In some embodiments, as a unified design scheme for both single DCI schemes and multiple DCI schemes in a multiple TRP transmission, a UE may determine one of the TRPs and/or a unified TCI state corresponding to the one TRP as a reference TRP and/or a reference unified TCI state in the multiple DCI scheme, wherein a corresponding ACK of the reference TRP and/or the unified TCI state may be used to define a new beam application time. The reference TRP and/or unified TCI state may be semi-statistically configured or dynamically indicated/updated to the UE, or some embodiments may use specific rules to indicate the reference TRP and/or unified TCI state, such as CORESETPoolIndex, TCI state pool index, TCI state ID, or even the (e.g., minimum, maximum, first, specific) order of source resource IDs based on the indicated TCI state. In some embodiments, the beam application time may be defined as at least Y symbols after a last symbol of a last ACK among all ACKs corresponding to the plurality of DCIs. In all of the above schemes, if the MAC CE activates only a single TCI code point, the new beam application time may follow the rel.16 application timeline for MAC CE activation.
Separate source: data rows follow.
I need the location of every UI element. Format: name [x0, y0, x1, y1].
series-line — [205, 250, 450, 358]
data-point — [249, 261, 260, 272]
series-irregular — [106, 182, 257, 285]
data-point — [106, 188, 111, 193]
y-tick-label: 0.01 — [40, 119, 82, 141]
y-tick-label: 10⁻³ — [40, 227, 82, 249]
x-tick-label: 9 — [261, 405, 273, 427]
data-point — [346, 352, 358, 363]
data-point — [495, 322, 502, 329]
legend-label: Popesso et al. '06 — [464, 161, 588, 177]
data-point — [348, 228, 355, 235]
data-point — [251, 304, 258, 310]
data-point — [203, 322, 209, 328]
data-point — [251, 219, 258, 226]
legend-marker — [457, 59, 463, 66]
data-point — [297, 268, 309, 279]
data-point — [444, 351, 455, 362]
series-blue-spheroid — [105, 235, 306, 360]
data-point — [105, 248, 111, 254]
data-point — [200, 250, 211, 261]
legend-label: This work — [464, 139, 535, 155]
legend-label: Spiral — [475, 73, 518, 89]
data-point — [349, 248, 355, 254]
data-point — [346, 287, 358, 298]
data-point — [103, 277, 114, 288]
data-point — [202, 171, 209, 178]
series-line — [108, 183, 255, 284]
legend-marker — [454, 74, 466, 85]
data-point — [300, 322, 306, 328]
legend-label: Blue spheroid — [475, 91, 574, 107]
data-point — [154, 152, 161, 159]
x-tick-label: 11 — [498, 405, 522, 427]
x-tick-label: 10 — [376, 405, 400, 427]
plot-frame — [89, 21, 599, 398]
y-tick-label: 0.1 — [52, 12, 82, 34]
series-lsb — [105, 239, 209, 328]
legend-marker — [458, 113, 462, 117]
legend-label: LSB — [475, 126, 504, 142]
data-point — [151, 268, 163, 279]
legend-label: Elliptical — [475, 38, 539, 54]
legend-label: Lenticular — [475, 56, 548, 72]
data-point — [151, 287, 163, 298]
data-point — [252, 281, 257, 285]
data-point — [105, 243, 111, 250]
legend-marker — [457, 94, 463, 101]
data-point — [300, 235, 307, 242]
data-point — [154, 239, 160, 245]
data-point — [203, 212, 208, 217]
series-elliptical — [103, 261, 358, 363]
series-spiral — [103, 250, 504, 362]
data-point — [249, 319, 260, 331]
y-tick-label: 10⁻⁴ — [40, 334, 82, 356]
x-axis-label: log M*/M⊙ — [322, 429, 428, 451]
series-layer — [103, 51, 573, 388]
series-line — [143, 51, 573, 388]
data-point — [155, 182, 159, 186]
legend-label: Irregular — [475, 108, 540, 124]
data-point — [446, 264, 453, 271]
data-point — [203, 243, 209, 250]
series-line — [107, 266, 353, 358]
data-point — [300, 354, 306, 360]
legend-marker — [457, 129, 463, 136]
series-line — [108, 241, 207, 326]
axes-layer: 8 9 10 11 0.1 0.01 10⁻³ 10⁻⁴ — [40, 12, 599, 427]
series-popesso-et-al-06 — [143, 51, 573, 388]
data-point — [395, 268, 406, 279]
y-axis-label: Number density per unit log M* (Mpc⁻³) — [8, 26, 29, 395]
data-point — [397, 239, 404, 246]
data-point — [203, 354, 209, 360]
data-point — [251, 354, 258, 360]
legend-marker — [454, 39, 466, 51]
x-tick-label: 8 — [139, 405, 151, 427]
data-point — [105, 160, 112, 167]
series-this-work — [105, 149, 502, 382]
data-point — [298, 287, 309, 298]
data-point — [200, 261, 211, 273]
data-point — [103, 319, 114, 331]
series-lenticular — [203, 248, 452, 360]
In some embodiments, for both single TRP transmission schemes and multi TRP transmission schemes, the unified TCI state(s) indicated by the scheduling DCI may be applied to the reception of the scheduled PDSCH (even before the beam application time) when the scheduling offset between the scheduling DCI and the scheduled PDSCH is greater than the timeduration forqcl threshold. Fig. 10 shows an example of this behavior, in which a beam to be used for receiving the PDSCH 4 (1002) is the TCI state (F, G) indicated by the scheduling multi-TRP DCI 4 (1001), and a beam to be used for receiving the PDSCH 6 (1004) is the TCI state (I) indicated by the scheduling single TRP DCI 6 (1003). For any other target channel/RS, the UE may apply these indicated unified TCI state(s) after the beam application time, as previously discussed.

Default beam notes

Ambiguity with respect to the default beam for transmission may occur when the TCI field is not present in the DCI for the multi-TRP transmission. In some embodiments, when the TCI field is not present in the DCI of the multi-TRP transmission, the default beam may be determined based on the TCI state of the lowest MAC CE code point among the MAC CE code points having two TCI states. Extending a unified TCI framework for multi-TRP transmission, for a single DCI scheme or for a multi-DCI scheme with the same single code point indication across all TRPs (i.e., a single code point maps to all unified TCI states), a UE may determine a default unified TCI state as the TCI state of the lowest MAC CE code point among MAC CE code points mapped to multiple unified TCI states (e.g., multiple joint DL/UL TCI states, multiple pairs of DL TCI states and UL TCI states, or multiple joint DL/UL TCI states and multiple pairs of combinations of DL TCI states and UL TCI states). In some embodiments, for a multi-DCI scheme, if any other corresponding DCI exists a TCI field, the default beam may be determined by the indicated unified TCI state of that DCI. In a multi-DCI scheme with a code point indication design for each TRP alone, a default beam may be determined based on the TCI state of the lowest CORESET index among CORESET indexes configured with a uniform TCI state.

Another UE beam ambiguity that may occur is when the scheduling offset is less than the timeduration forqcl threshold. In rel.17, as previously explained, the UE behavior for single TRP transmissions is that the UE follows the indicated TCI state (for both non-UE-specific PDSCH and UE-specific PDSCH) for intra-cell transmission and the UE follows the rel.16 behavior (for both non-UE-specific PDSCH and UE-specific PDSCH) for intra-cell transmission.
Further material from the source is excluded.